By Matt Fussell
Complex forms can present their own set of difficulties. But just as complex subjects can be broken down into simple shapes, complex forms can simplified into basic forms. If we have a strong understanding of how basic forms should be shaded, then we have a much better chance of adding accurate shading to complex forms.
In this fundamental drawing lesson, we'll take a look at shading basic forms. We'll start by drawing basic shapes and then transform those shapes by developing the value (shading) to create the illusion of forms.
Shapes are defined as enclosed lines. Most of us are very familiar with geometric shapes - circle, square, triangle, etc. Most of the subjects that we draw however, are made up of organic shapes. These more complex, organic shapes can be simplified into basic geometric shapes. So we should not overlook the importance of drawing basic shapes.
We clearly live in a world of forms - not shapes. Therefore, we must take things a bit further in our drawings if we expect to create the illusion of form. The first step to accomplishing this is knowing how to transform basic shapes into basic forms.
The key to creating this illusion is to add a range of value to our basic shapes. Of course, we commonly call this process "shading".
The location of values on our subject communicate the location and strength of the light source. In turn, this creates the illusion of form.

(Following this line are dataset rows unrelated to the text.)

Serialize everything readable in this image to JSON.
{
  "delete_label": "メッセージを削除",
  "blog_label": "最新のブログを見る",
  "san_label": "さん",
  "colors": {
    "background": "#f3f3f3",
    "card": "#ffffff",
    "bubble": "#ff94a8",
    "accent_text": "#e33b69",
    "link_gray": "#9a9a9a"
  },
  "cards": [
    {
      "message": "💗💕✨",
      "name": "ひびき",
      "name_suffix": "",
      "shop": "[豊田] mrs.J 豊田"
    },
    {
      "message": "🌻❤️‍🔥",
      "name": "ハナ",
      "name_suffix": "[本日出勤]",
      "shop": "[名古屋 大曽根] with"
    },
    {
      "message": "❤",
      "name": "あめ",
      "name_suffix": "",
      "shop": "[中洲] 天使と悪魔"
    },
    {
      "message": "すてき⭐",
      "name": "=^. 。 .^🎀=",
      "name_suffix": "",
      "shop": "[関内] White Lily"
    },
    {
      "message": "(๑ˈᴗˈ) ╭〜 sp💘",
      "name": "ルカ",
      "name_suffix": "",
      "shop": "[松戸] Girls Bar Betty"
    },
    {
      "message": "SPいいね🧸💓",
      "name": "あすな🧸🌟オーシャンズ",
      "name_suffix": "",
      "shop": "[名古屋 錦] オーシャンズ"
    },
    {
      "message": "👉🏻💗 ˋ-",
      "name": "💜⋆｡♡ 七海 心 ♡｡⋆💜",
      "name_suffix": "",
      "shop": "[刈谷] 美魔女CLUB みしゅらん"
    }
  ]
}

Simple shapes become more complex through the application of value and shadow. Therefore, a circle becomes a sphere, a square becomes a cube, and a triangle becomes a pyramid. These are the basic forms that make up the complex objects that we draw.
Drawing is about seeing. Learning to draw is actually about learning to see. There are many ways to see objects as an artist would. If your goal is to create representational drawings, you may choose to look at objects as shapes. In fact, any object that you may draw can be broken down into simplified shapes. By learning how to determine which shapes to draw and how to construct complex forms from shapes, you will naturally become better at drawing.
If we are to approach drawings as a collection of shapes, then we must be prepared to create an illusion of form from the shapes that we draw. Therefore, it is important that we are able to transform flat two dimensional shapes into three dimensional forms, resulting in the illusion of form.
By practicing drawing shapes and transforming them into forms through value, we gain a better understanding of the fundamentals of drawing.